Nach einigen Stunden Fahrt hielt der Zug auf freier Strecke. Keiner wußte, wo wir waren. Die Lok legte ab. Kein Bahnsteig weit und breit. Von Waggon zu Waggon eilte die Nachricht, hier müßten alle aussteigen und ca. fünf Kilometer laufen, um in ein Lager zu kommen. Einen Verantwortlichen für den Transport sahen wir nicht.

Schwierigkeiten ergaben sich beim Aussteigen. Insbesondere die Alten und die Kinder hatten große Mühe, die Höhe der Waggons, des Bahnkörper und dann den Bahn­damm zu überwinden. Einen Bahnsteig gab es ja nicht.

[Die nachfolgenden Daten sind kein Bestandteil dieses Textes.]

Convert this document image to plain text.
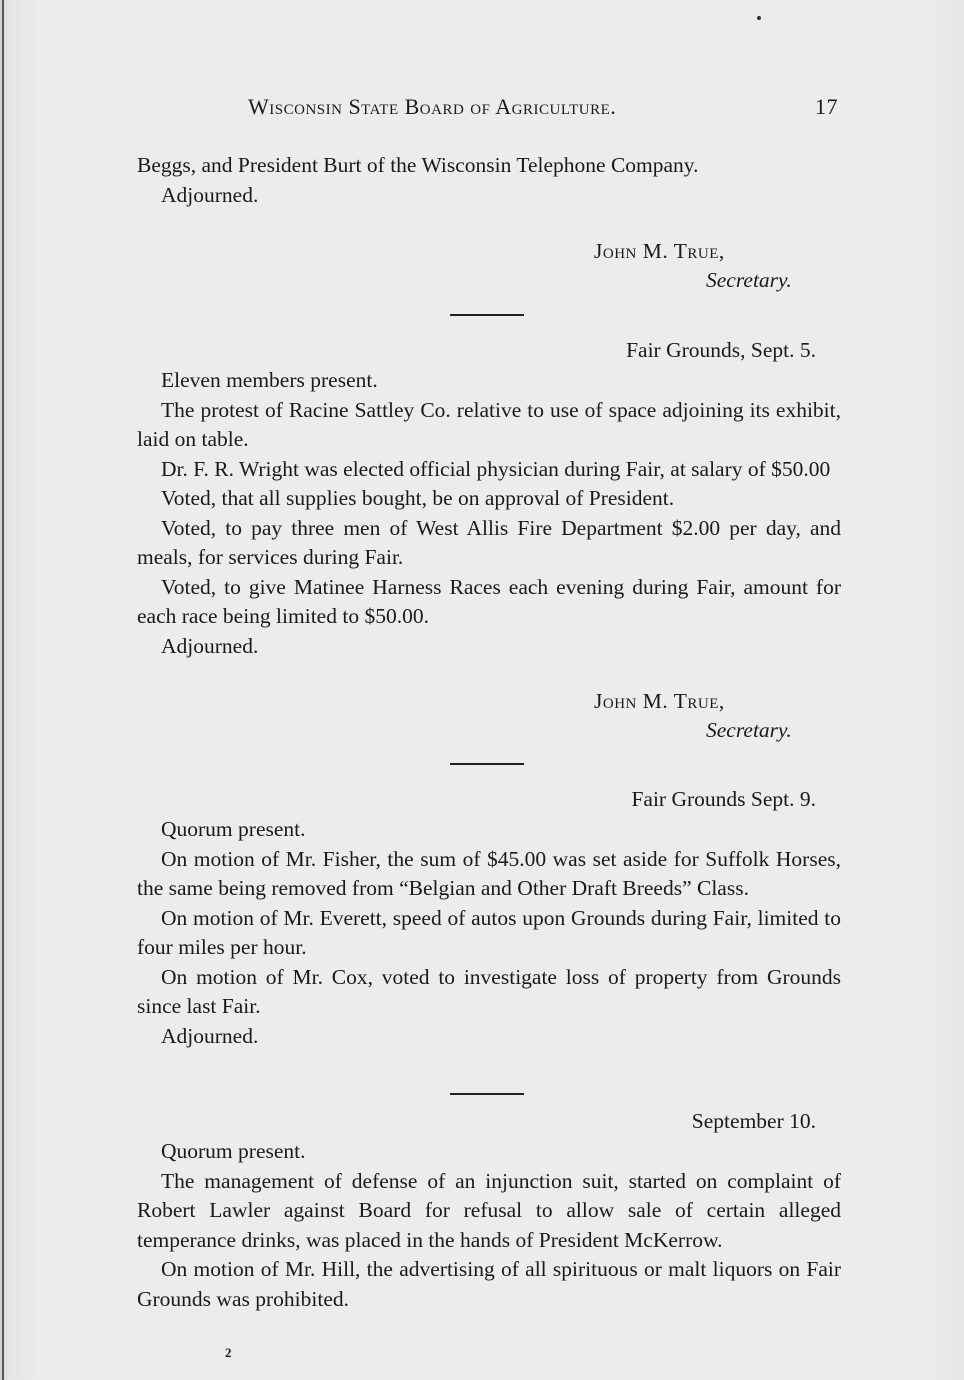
Wisconsin State Board of Agriculture.	17

Beggs, and President Burt of the Wisconsin Telephone Company.

Adjourned.

John M. True,
Secretary.
Fair Grounds, Sept. 5.

Eleven members present.

The protest of Racine Sattley Co. relative to use of space adjoining its exhibit, laid on table.

Dr. F. R. Wright was elected official physician during Fair, at salary of $50.00

Voted, that all supplies bought, be on approval of President.

Voted, to pay three men of West Allis Fire Department $2.00 per day, and meals, for services during Fair.

Voted, to give Matinee Harness Races each evening during Fair, amount for each race being limited to $50.00.

Adjourned.

John M. True,
Secretary.
Fair Grounds Sept. 9.

Quorum present.

On motion of Mr. Fisher, the sum of $45.00 was set aside for Suffolk Horses, the same being removed from “Belgian and Other Draft Breeds” Class.

On motion of Mr. Everett, speed of autos upon Grounds during Fair, limited to four miles per hour.

On motion of Mr. Cox, voted to investigate loss of property from Grounds since last Fair.

Adjourned.

September 10.

Quorum present.

The management of defense of an injunction suit, started on complaint of Robert Lawler against Board for refusal to allow sale of certain alleged temperance drinks, was placed in the hands of President McKerrow.

On motion of Mr. Hill, the advertising of all spirituous or malt liquors on Fair Grounds was prohibited.

2
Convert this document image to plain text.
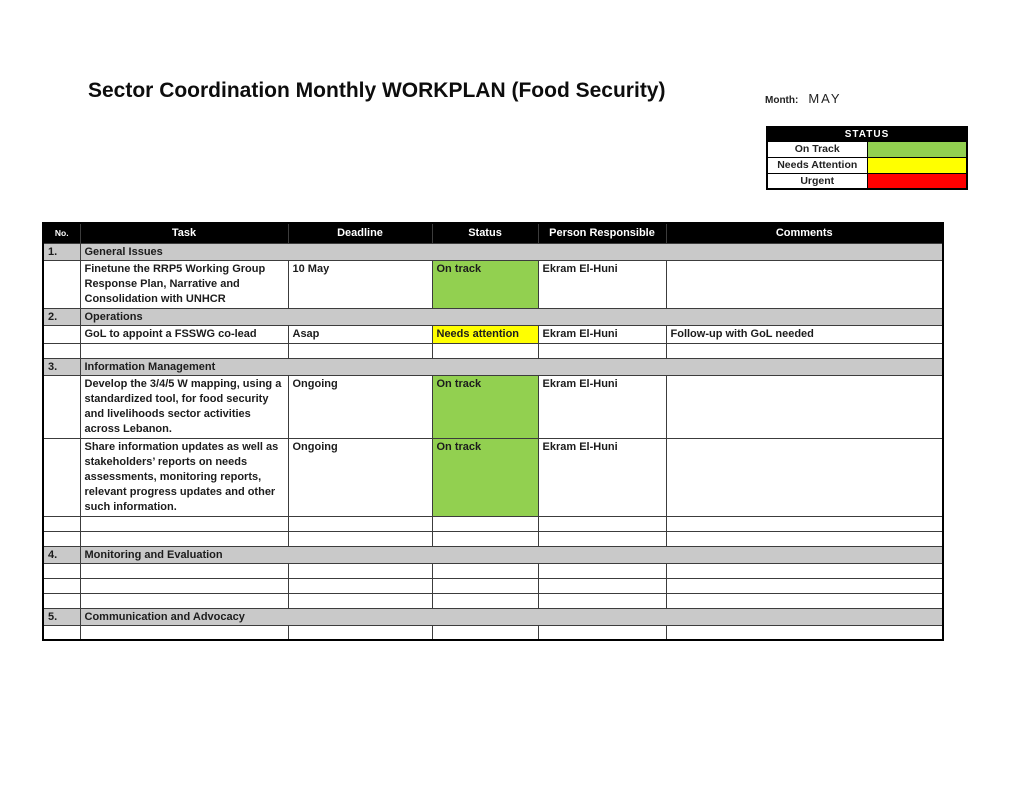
Sector Coordination Monthly WORKPLAN (Food Security)	Month: MAY
STATUS	
On Track	
Needs Attention	
Urgent	
No.	Task	Deadline	Status	Person Responsible	Comments
1.	General Issues				
	Finetune the RRP5 Working Group Response Plan, Narrative and Consolidation with UNHCR	10 May	On track	Ekram El-Huni	
2.	Operations				
	GoL to appoint a FSSWG co-lead	Asap	Needs attention	Ekram El-Huni	Follow-up with GoL needed

3.	Information Management				
	Develop the 3/4/5 W mapping, using a standardized tool, for food security and livelihoods sector activities across Lebanon.	Ongoing	On track	Ekram El-Huni	
	Share information updates as well as stakeholders’ reports on needs assessments, monitoring reports, relevant progress updates and other such information.	Ongoing	On track	Ekram El-Huni	

4.	Monitoring and Evaluation				

5.	Communication and Advocacy				
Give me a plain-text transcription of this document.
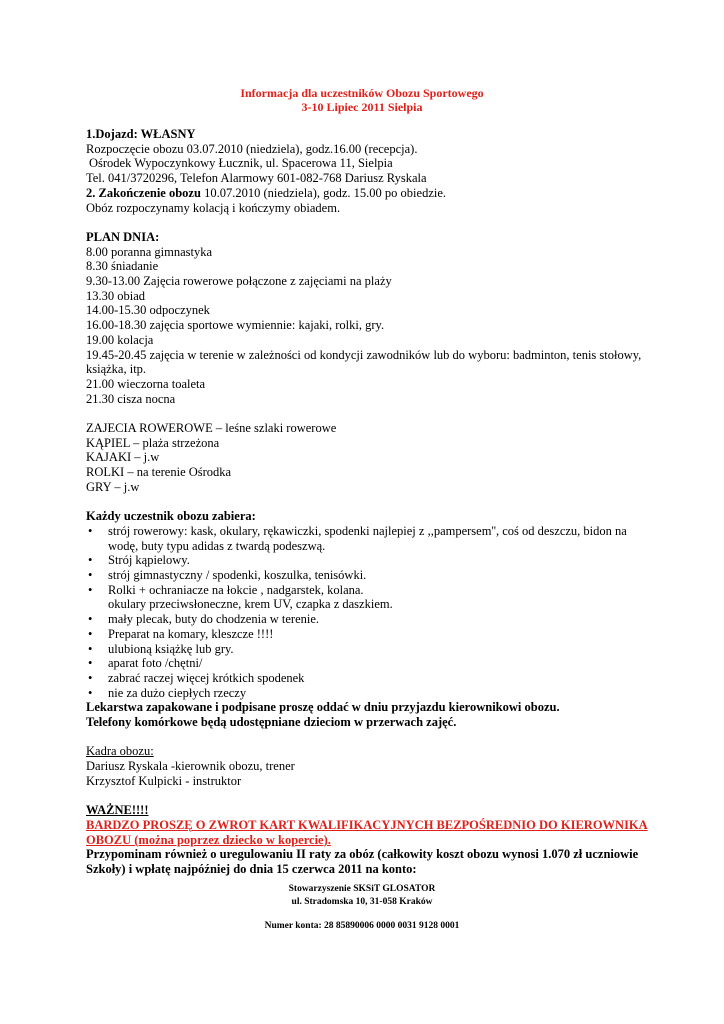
Informacja dla uczestników Obozu Sportowego
3-10 Lipiec 2011 Sielpia
1.Dojazd: WŁASNY
Rozpoczęcie obozu 03.07.2010 (niedziela), godz.16.00 (recepcja).
Ośrodek Wypoczynkowy Łucznik, ul. Spacerowa 11, Sielpia
Tel. 041/3720296, Telefon Alarmowy 601-082-768 Dariusz Ryskala
2. Zakończenie obozu 10.07.2010 (niedziela), godz. 15.00 po obiedzie.
Obóz rozpoczynamy kolacją i kończymy obiadem.
PLAN DNIA:
8.00 poranna gimnastyka
8.30 śniadanie
9.30-13.00 Zajęcia rowerowe połączone z zajęciami na plaży
13.30 obiad
14.00-15.30 odpoczynek
16.00-18.30 zajęcia sportowe wymiennie: kajaki, rolki, gry.
19.00 kolacja
19.45-20.45 zajęcia w terenie w zależności od kondycji zawodników lub do wyboru: badminton, tenis stołowy, książka, itp.
21.00 wieczorna toaleta
21.30 cisza nocna
ZAJECIA ROWEROWE – leśne szlaki rowerowe
KĄPIEL – plaża strzeżona
KAJAKI – j.w
ROLKI – na terenie Ośrodka
GRY – j.w
Każdy uczestnik obozu zabiera:
• strój rowerowy: kask, okulary, rękawiczki, spodenki najlepiej z ,,pampersem'', coś od deszczu, bidon na wodę, buty typu adidas z twardą podeszwą.
• Strój kąpielowy.
• strój gimnastyczny / spodenki, koszulka, tenisówki.
• Rolki + ochraniacze na łokcie , nadgarstek, kolana.
okulary przeciwsłoneczne, krem UV, czapka z daszkiem.
• mały plecak, buty do chodzenia w terenie.
• Preparat na komary, kleszcze !!!!
• ulubioną książkę lub gry.
• aparat foto /chętni/
• zabrać raczej więcej krótkich spodenek
• nie za dużo ciepłych rzeczy
Lekarstwa zapakowane i podpisane proszę oddać w dniu przyjazdu kierownikowi obozu.
Telefony komórkowe będą udostępniane dzieciom w przerwach zajęć.
Kadra obozu:
Dariusz Ryskala -kierownik obozu, trener
Krzysztof Kulpicki - instruktor
WAŻNE!!!!
BARDZO PROSZĘ O ZWROT KART KWALIFIKACYJNYCH BEZPOŚREDNIO DO KIEROWNIKA
OBOZU (można poprzez dziecko w kopercie).
Przypominam również o uregulowaniu II raty za obóz (całkowity koszt obozu wynosi 1.070 zł uczniowie Szkoły) i wpłatę najpóźniej do dnia 15 czerwca 2011 na konto:
Stowarzyszenie SKSiT GLOSATOR
ul. Stradomska 10, 31-058 Kraków
Numer konta: 28 85890006 0000 0031 9128 0001
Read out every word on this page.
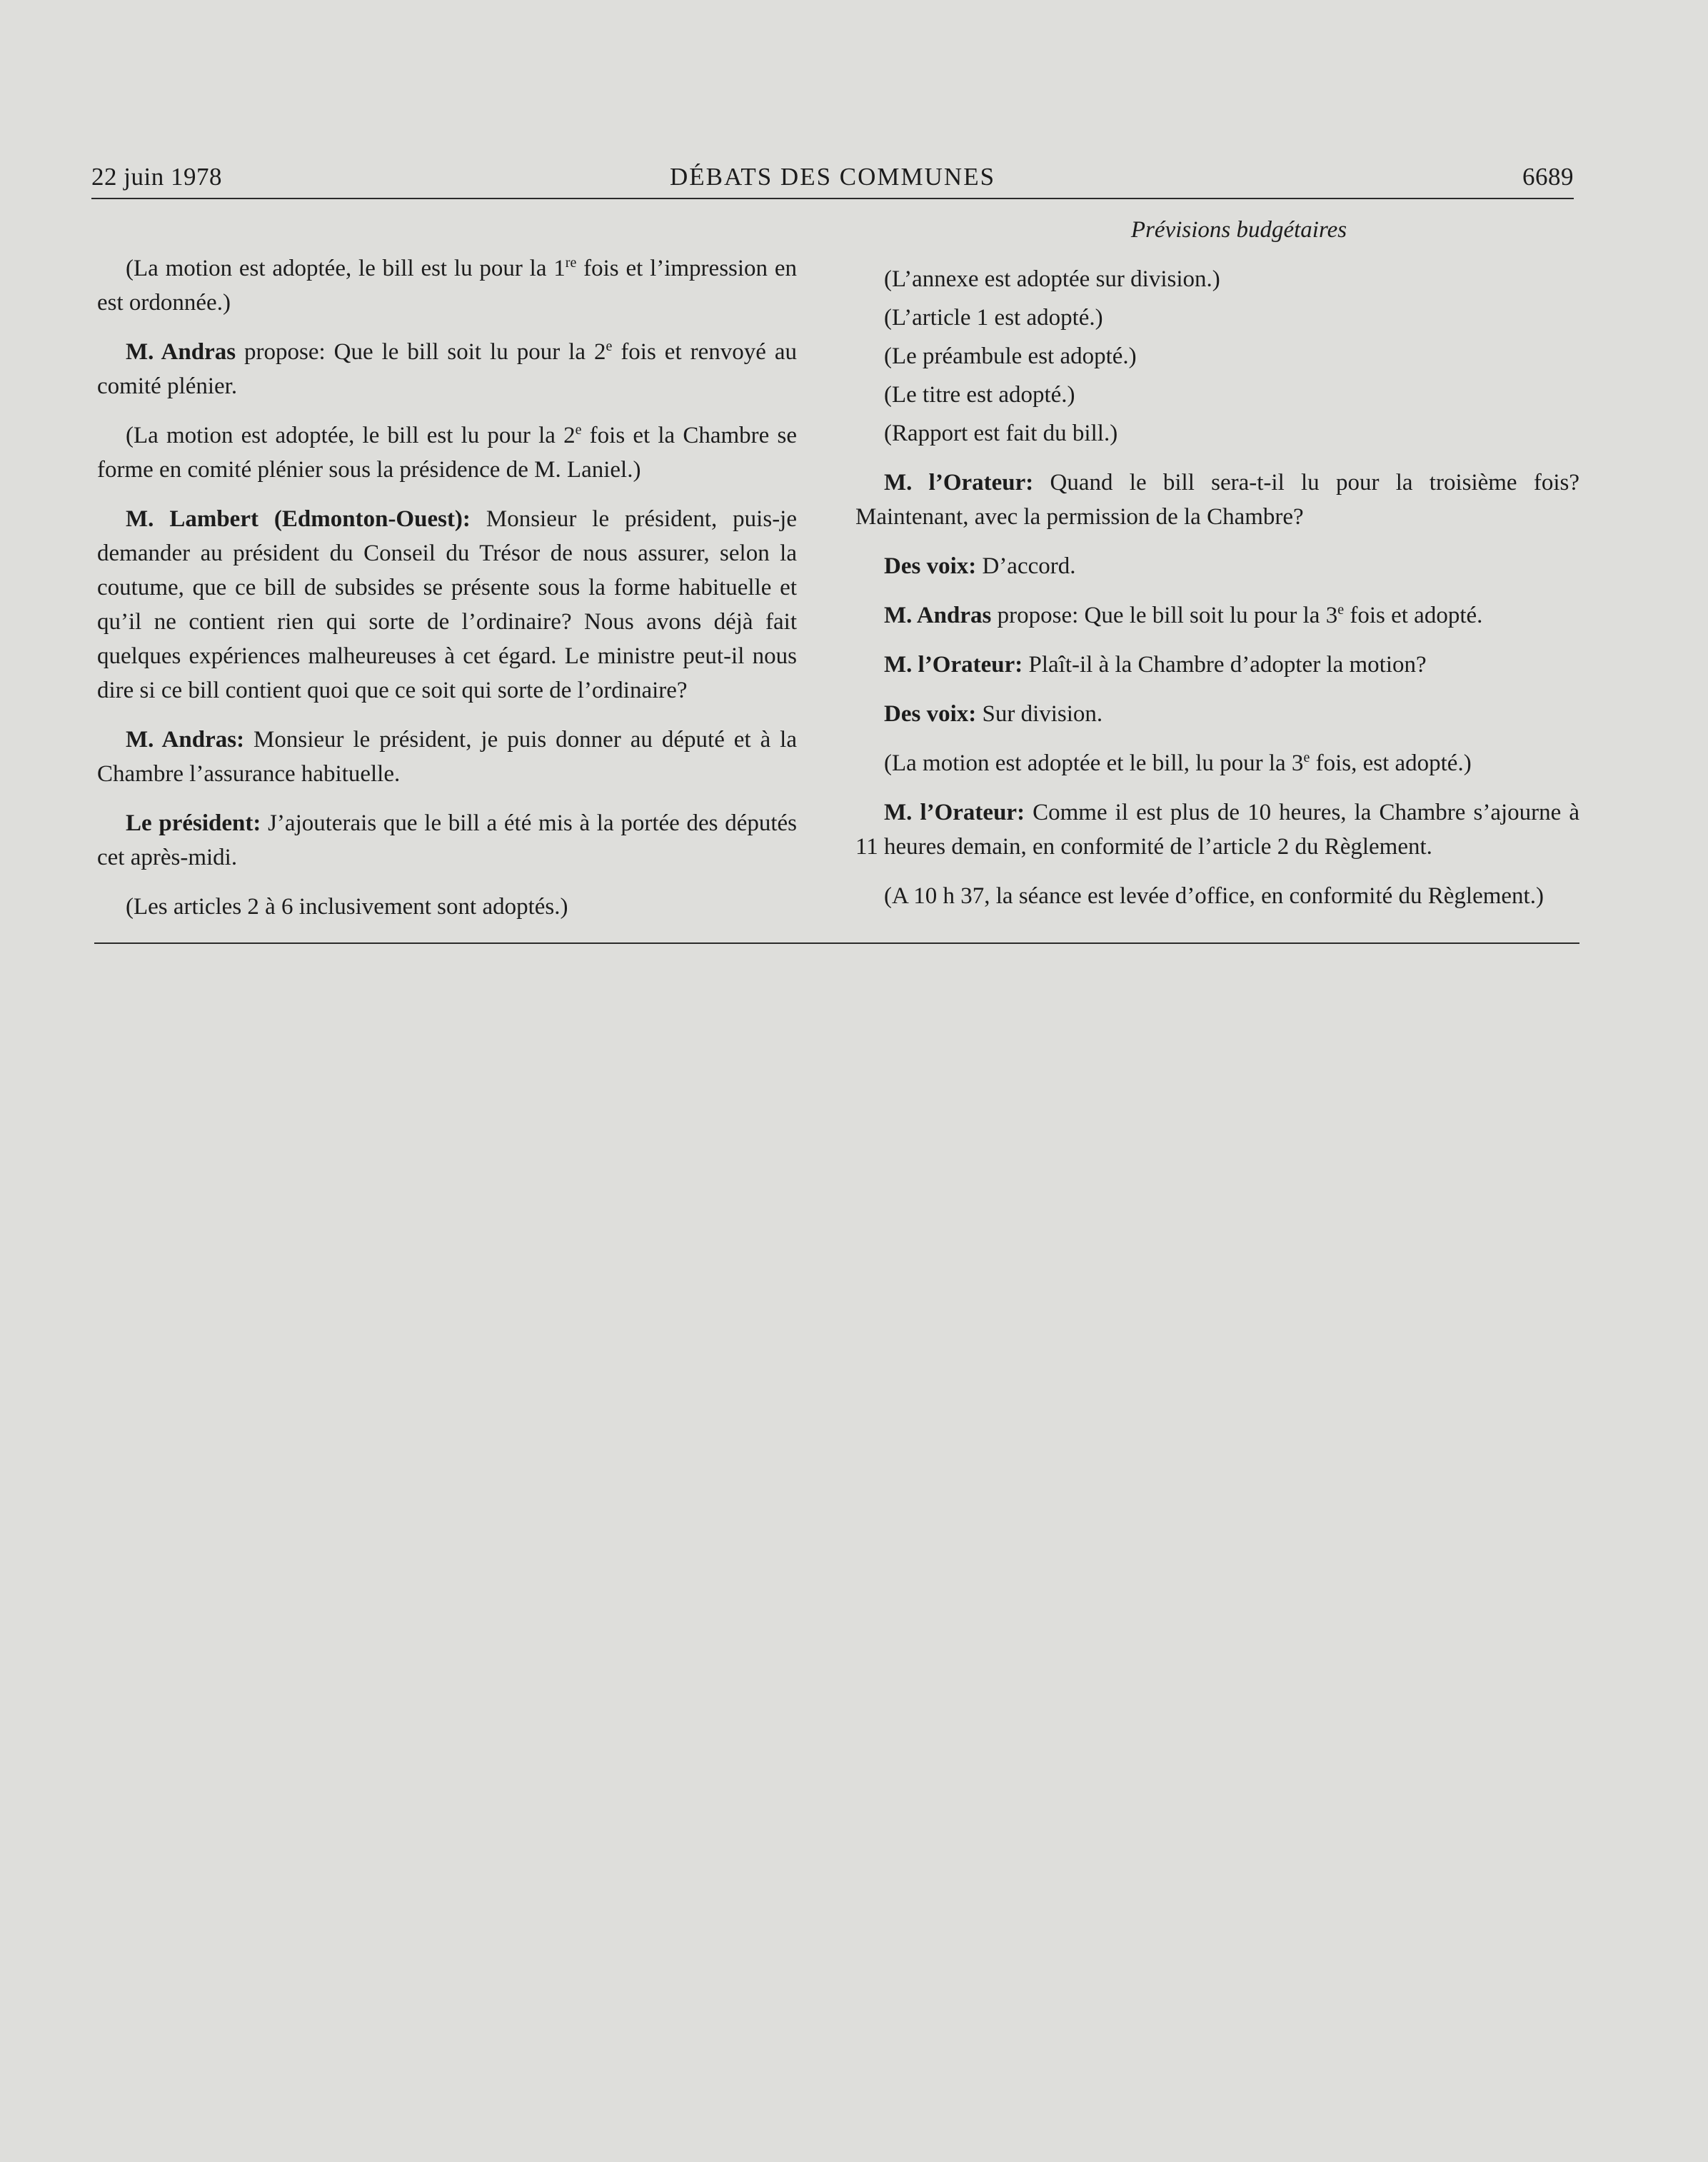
22 juin 1978	DÉBATS DES COMMUNES	6689

(La motion est adoptée, le bill est lu pour la 1re fois et l’impression en est ordonnée.)

M. Andras propose: Que le bill soit lu pour la 2e fois et renvoyé au comité plénier.

(La motion est adoptée, le bill est lu pour la 2e fois et la Chambre se forme en comité plénier sous la présidence de M. Laniel.)

M. Lambert (Edmonton-Ouest): Monsieur le président, puis-je demander au président du Conseil du Trésor de nous assurer, selon la coutume, que ce bill de subsides se présente sous la forme habituelle et qu’il ne contient rien qui sorte de l’ordinaire? Nous avons déjà fait quelques expériences malheureuses à cet égard. Le ministre peut-il nous dire si ce bill contient quoi que ce soit qui sorte de l’ordinaire?

M. Andras: Monsieur le président, je puis donner au député et à la Chambre l’assurance habituelle.

Le président: J’ajouterais que le bill a été mis à la portée des députés cet après-midi.

(Les articles 2 à 6 inclusivement sont adoptés.)

Prévisions budgétaires

(L’annexe est adoptée sur division.)

(L’article 1 est adopté.)

(Le préambule est adopté.)

(Le titre est adopté.)

(Rapport est fait du bill.)

M. l’Orateur: Quand le bill sera-t-il lu pour la troisième fois? Maintenant, avec la permission de la Chambre?

Des voix: D’accord.

M. Andras propose: Que le bill soit lu pour la 3e fois et adopté.

M. l’Orateur: Plaît-il à la Chambre d’adopter la motion?

Des voix: Sur division.

(La motion est adoptée et le bill, lu pour la 3e fois, est adopté.)

M. l’Orateur: Comme il est plus de 10 heures, la Chambre s’ajourne à 11 heures demain, en conformité de l’article 2 du Règlement.

(A 10 h 37, la séance est levée d’office, en conformité du Règlement.)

Hier, beim Aussteigen, spürte unsere Schwester Brigitte beim Aufsetzen auf den Boden ihre Füße nicht mehr. Sie trug, wie wir alle, keine Winterschuhe, hatte nur Gummischuhe an, Galoschen genannt, die in normalen Zeiten über Lederschuhen getragen wurden. Hierbei machte sich erstmalig die fehlende Bewegung im Waggon während der Fahrten bemerkbar. Die Gliedmaßen wurden zu wenig durchblutet. Ich erinnere mich, daß unsere Mutter oft mit Nachdruck forderte „Bewegt euch!“ Doch nur der Geist war willig, aber das Fleisch war schwach, sehr schwach.

Die Insassen stiegen aus und bewegten sich in losen Grüppchen, schleppenden Ganges und erstmals ohne Bewachung in die besagte Richtung durch Wald und Flur. Noch immer wußte niemand, wo wir waren. Kein Haus, kein Hof war zu sehen.